Remaining useful life prediction of rolling bearing under limited data based on adaptive time-series feature window and multi-step ahead strategy

Predicting the remaining useful life (RUL) of rolling bearings can effectively prevent the breakdown of rotating machinery systems and catastrophic accidents. Most existing RUL prediction methods require massive run-to-failure datasets for modeling. However, it is difficult to obtain these rolling bearing datasets, and for newly or recently deployed rolling bearings, the degradation data are limited with no failure data. Meanwhile, the distribution difference of degradation data of bearings under different working conditions is great, and it is a challenge to employ existing methods to predict RUL. According to the investigation, the health indicators of rolling bearings related to RUL increase exponentially with time. Motivated by this, a novel rolling bearing RUL prediction approach under limited data is proposed in this study. First, a first prediction time (FPT) identification method is developed to obtain the appropriate FPT. Then, the degradation factor is derived mathematically and used to adaptively compress the time-series feature window to better capture the degradation trends of rolling bearings. Subsequently, a stacked bidirectional long short-term memory network (SBiLSTM) is designed to predict and smoothen sequential data.
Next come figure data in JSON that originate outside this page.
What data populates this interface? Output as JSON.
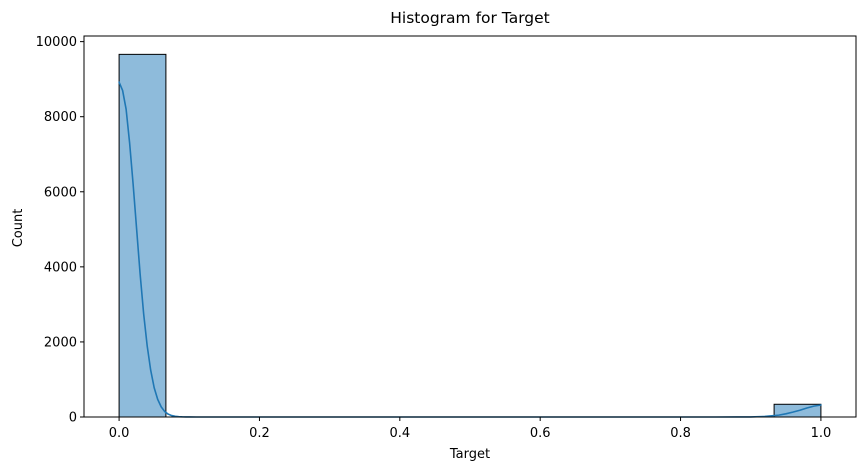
{
  "chart_data": {
    "type": "bar",
    "title": "Histogram for Target",
    "xlabel": "Target",
    "ylabel": "Count",
    "xlim": [
      -0.05,
      1.05
    ],
    "ylim": [
      0,
      10150
    ],
    "x_ticks": [
      0.0,
      0.2,
      0.4,
      0.6,
      0.8,
      1.0
    ],
    "x_tick_labels": [
      "0.0",
      "0.2",
      "0.4",
      "0.6",
      "0.8",
      "1.0"
    ],
    "y_ticks": [
      0,
      2000,
      4000,
      6000,
      8000,
      10000
    ],
    "y_tick_labels": [
      "0",
      "2000",
      "4000",
      "6000",
      "8000",
      "10000"
    ],
    "bin_width": 0.0667,
    "bins": [
      {
        "x0": 0.0,
        "x1": 0.0667,
        "count": 9661
      },
      {
        "x0": 0.9333,
        "x1": 1.0,
        "count": 339
      }
    ],
    "kde_line": {
      "x": [
        0.0,
        0.005,
        0.01,
        0.015,
        0.02,
        0.025,
        0.03,
        0.035,
        0.04,
        0.045,
        0.05,
        0.055,
        0.06,
        0.065,
        0.07,
        0.075,
        0.08,
        0.085,
        0.09,
        0.095,
        0.1,
        0.11,
        0.12,
        0.13,
        0.15,
        0.2,
        0.3,
        0.4,
        0.5,
        0.6,
        0.7,
        0.8,
        0.85,
        0.88,
        0.9,
        0.92,
        0.94,
        0.95,
        0.96,
        0.97,
        0.98,
        0.99,
        1.0
      ],
      "y": [
        8920,
        8700,
        8200,
        7300,
        6200,
        5000,
        3800,
        2750,
        1900,
        1250,
        780,
        470,
        270,
        145,
        75,
        38,
        18,
        8,
        4,
        2,
        1,
        0,
        0,
        0,
        0,
        0,
        0,
        0,
        0,
        0,
        0,
        0,
        0,
        1,
        3,
        15,
        50,
        85,
        130,
        180,
        240,
        290,
        320
      ]
    },
    "grid": false,
    "legend": "none",
    "bar_fill": "#8ebbdb",
    "bar_edge": "#000000",
    "line_color": "#1f77b4"
  }
}
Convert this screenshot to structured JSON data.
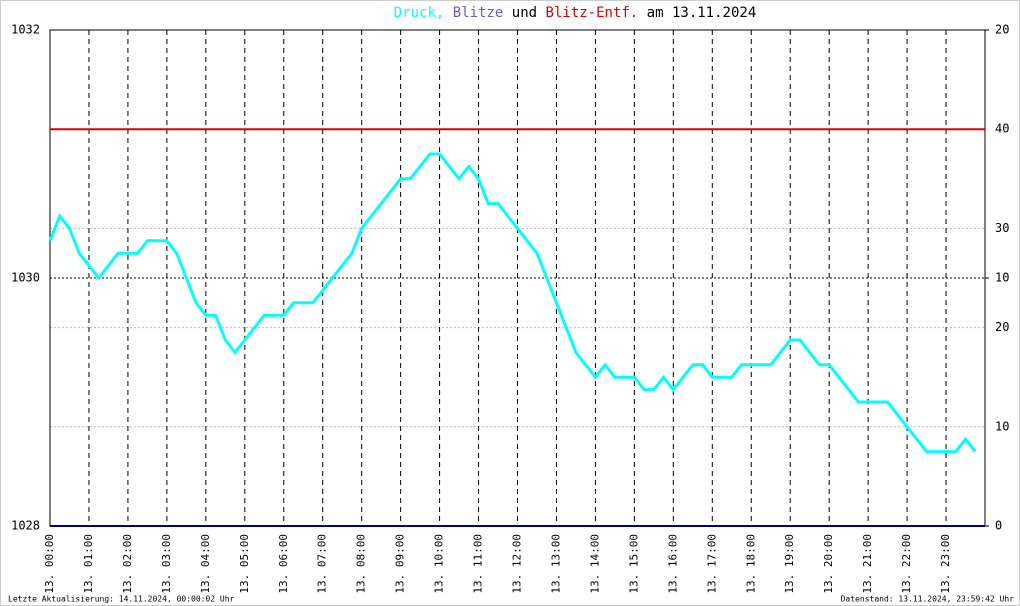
{
  "chart_data": {
    "type": "line",
    "title_parts": [
      {
        "text": "Druck,",
        "color": "#00ffff"
      },
      {
        "text": "Blitze",
        "color": "#6a5acd"
      },
      {
        "text": "und",
        "color": "#000000"
      },
      {
        "text": "Blitz-Entf.",
        "color": "#e00000"
      },
      {
        "text": "am 13.11.2024",
        "color": "#000000"
      }
    ],
    "xlim": [
      0,
      24
    ],
    "xticks": [
      {
        "value": 0,
        "label": "13. 00:00"
      },
      {
        "value": 1,
        "label": "13. 01:00"
      },
      {
        "value": 2,
        "label": "13. 02:00"
      },
      {
        "value": 3,
        "label": "13. 03:00"
      },
      {
        "value": 4,
        "label": "13. 04:00"
      },
      {
        "value": 5,
        "label": "13. 05:00"
      },
      {
        "value": 6,
        "label": "13. 06:00"
      },
      {
        "value": 7,
        "label": "13. 07:00"
      },
      {
        "value": 8,
        "label": "13. 08:00"
      },
      {
        "value": 9,
        "label": "13. 09:00"
      },
      {
        "value": 10,
        "label": "13. 10:00"
      },
      {
        "value": 11,
        "label": "13. 11:00"
      },
      {
        "value": 12,
        "label": "13. 12:00"
      },
      {
        "value": 13,
        "label": "13. 13:00"
      },
      {
        "value": 14,
        "label": "13. 14:00"
      },
      {
        "value": 15,
        "label": "13. 15:00"
      },
      {
        "value": 16,
        "label": "13. 16:00"
      },
      {
        "value": 17,
        "label": "13. 17:00"
      },
      {
        "value": 18,
        "label": "13. 18:00"
      },
      {
        "value": 19,
        "label": "13. 19:00"
      },
      {
        "value": 20,
        "label": "13. 20:00"
      },
      {
        "value": 21,
        "label": "13. 21:00"
      },
      {
        "value": 22,
        "label": "13. 22:00"
      },
      {
        "value": 23,
        "label": "13. 23:00"
      }
    ],
    "ylim": [
      1028,
      1032
    ],
    "yticks": [
      1028,
      1030,
      1032
    ],
    "y2lim": [
      0,
      20
    ],
    "y2ticks": [
      0,
      10,
      20
    ],
    "y3lim": [
      0,
      50
    ],
    "y3ticks": [
      10,
      20,
      30,
      40
    ],
    "y3tick_colors": [
      "#000000",
      "#000000",
      "#000000",
      "#e00000"
    ],
    "series": [
      {
        "color": "#00ffff",
        "x": [
          0,
          0.25,
          0.5,
          0.75,
          1,
          1.25,
          1.5,
          1.75,
          2,
          2.25,
          2.5,
          2.75,
          3,
          3.25,
          3.5,
          3.75,
          4,
          4.25,
          4.5,
          4.75,
          5,
          5.25,
          5.5,
          5.75,
          6,
          6.25,
          6.5,
          6.75,
          7,
          7.25,
          7.5,
          7.75,
          8,
          8.25,
          8.5,
          8.75,
          9,
          9.25,
          9.5,
          9.75,
          10,
          10.25,
          10.5,
          10.75,
          11,
          11.25,
          11.5,
          11.75,
          12,
          12.25,
          12.5,
          12.75,
          13,
          13.25,
          13.5,
          13.75,
          14,
          14.25,
          14.5,
          14.75,
          15,
          15.25,
          15.5,
          15.75,
          16,
          16.25,
          16.5,
          16.75,
          17,
          17.25,
          17.5,
          17.75,
          18,
          18.25,
          18.5,
          18.75,
          19,
          19.25,
          19.5,
          19.75,
          20,
          20.25,
          20.5,
          20.75,
          21,
          21.25,
          21.5,
          21.75,
          22,
          22.25,
          22.5,
          22.75,
          23,
          23.25,
          23.5,
          23.75
        ],
        "values": [
          1030.3,
          1030.5,
          1030.4,
          1030.2,
          1030.1,
          1030.0,
          1030.1,
          1030.2,
          1030.2,
          1030.2,
          1030.3,
          1030.3,
          1030.3,
          1030.2,
          1030.0,
          1029.8,
          1029.7,
          1029.7,
          1029.5,
          1029.4,
          1029.5,
          1029.6,
          1029.7,
          1029.7,
          1029.7,
          1029.8,
          1029.8,
          1029.8,
          1029.9,
          1030.0,
          1030.1,
          1030.2,
          1030.4,
          1030.5,
          1030.6,
          1030.7,
          1030.8,
          1030.8,
          1030.9,
          1031.0,
          1031.0,
          1030.9,
          1030.8,
          1030.9,
          1030.8,
          1030.6,
          1030.6,
          1030.5,
          1030.4,
          1030.3,
          1030.2,
          1030.0,
          1029.8,
          1029.6,
          1029.4,
          1029.3,
          1029.2,
          1029.3,
          1029.2,
          1029.2,
          1029.2,
          1029.1,
          1029.1,
          1029.2,
          1029.1,
          1029.2,
          1029.3,
          1029.3,
          1029.2,
          1029.2,
          1029.2,
          1029.3,
          1029.3,
          1029.3,
          1029.3,
          1029.4,
          1029.5,
          1029.5,
          1029.4,
          1029.3,
          1029.3,
          1029.2,
          1029.1,
          1029.0,
          1029.0,
          1029.0,
          1029.0,
          1028.9,
          1028.8,
          1028.7,
          1028.6,
          1028.6,
          1028.6,
          1028.6,
          1028.7,
          1028.6
        ]
      },
      {
        "color": "#000080",
        "axis": "y2",
        "x": [
          0,
          24
        ],
        "values": [
          0,
          0
        ]
      },
      {
        "color": "#e00000",
        "axis": "y3",
        "x": [
          0,
          24
        ],
        "values": [
          40,
          40
        ]
      }
    ],
    "footer_left": "Letzte Aktualisierung: 14.11.2024, 00:00:02 Uhr",
    "footer_right": "Datenstand: 13.11.2024, 23:59:42 Uhr"
  }
}
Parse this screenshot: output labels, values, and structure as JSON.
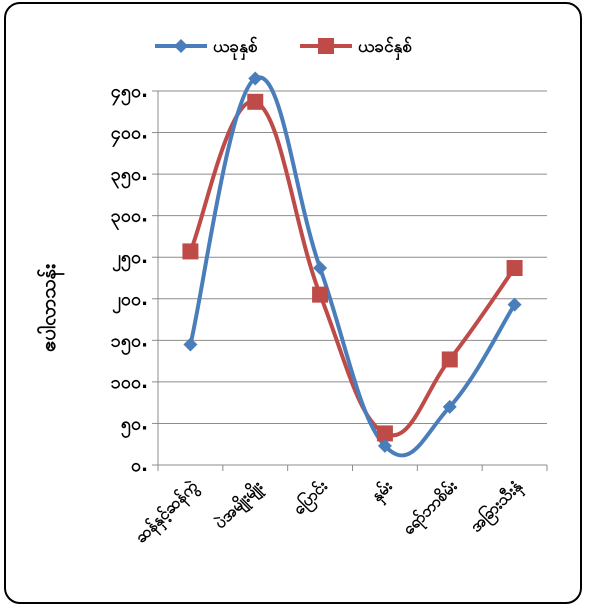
{
  "chart_data": {
    "type": "line",
    "title": "",
    "xlabel": "",
    "ylabel": "ဧပါလာသန်း",
    "categories": [
      "ဆန်နှင့်ဆန်ကွဲ",
      "ပဲအမျိုးမျိုး",
      "ပြောင်း",
      "နှမ်း",
      "ရော်ဘာစိမ်း",
      "အခြားသီးနှံ"
    ],
    "ylim": [
      0,
      450
    ],
    "yticks": [
      0,
      50,
      100,
      150,
      200,
      250,
      300,
      350,
      400,
      450
    ],
    "ytick_labels": [
      "၀.",
      "၅၀.",
      "၁၀၀.",
      "၁၅၀.",
      "၂၀၀.",
      "၂၅၀.",
      "၃၀၀.",
      "၃၅၀.",
      "၄၀၀.",
      "၄၅၀."
    ],
    "grid": true,
    "legend": "top",
    "series": [
      {
        "name": "ယခုနှစ်",
        "color": "#4a7ebb",
        "marker": "diamond",
        "values": [
          145,
          465,
          237,
          23,
          70,
          193
        ]
      },
      {
        "name": "ယခင်နှစ်",
        "color": "#be4b48",
        "marker": "square",
        "values": [
          257,
          437,
          205,
          38,
          127,
          237
        ]
      }
    ]
  }
}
Combined with the degradation factor and SBiLSTM, a multi-step ahead rolling prediction method is presented to predict RUL. Finally, several experiments are conducted on rolling bearings, and the mean absolute percentage error of the proposed method for three representative rolling bearings are 6.77%, 18.92%, and 8.95%, which are superior to other methods. Accordingly, this study contributes to revealing future degradation trends of rolling bearings mathematically, and providing a new idea for implementing other mechanical system prognostics under limited data. • Rolling bearing RUL prediction under limited data is proposed. • Time-series feature window is developed. • Multi-step ahead rolling prediction is presented.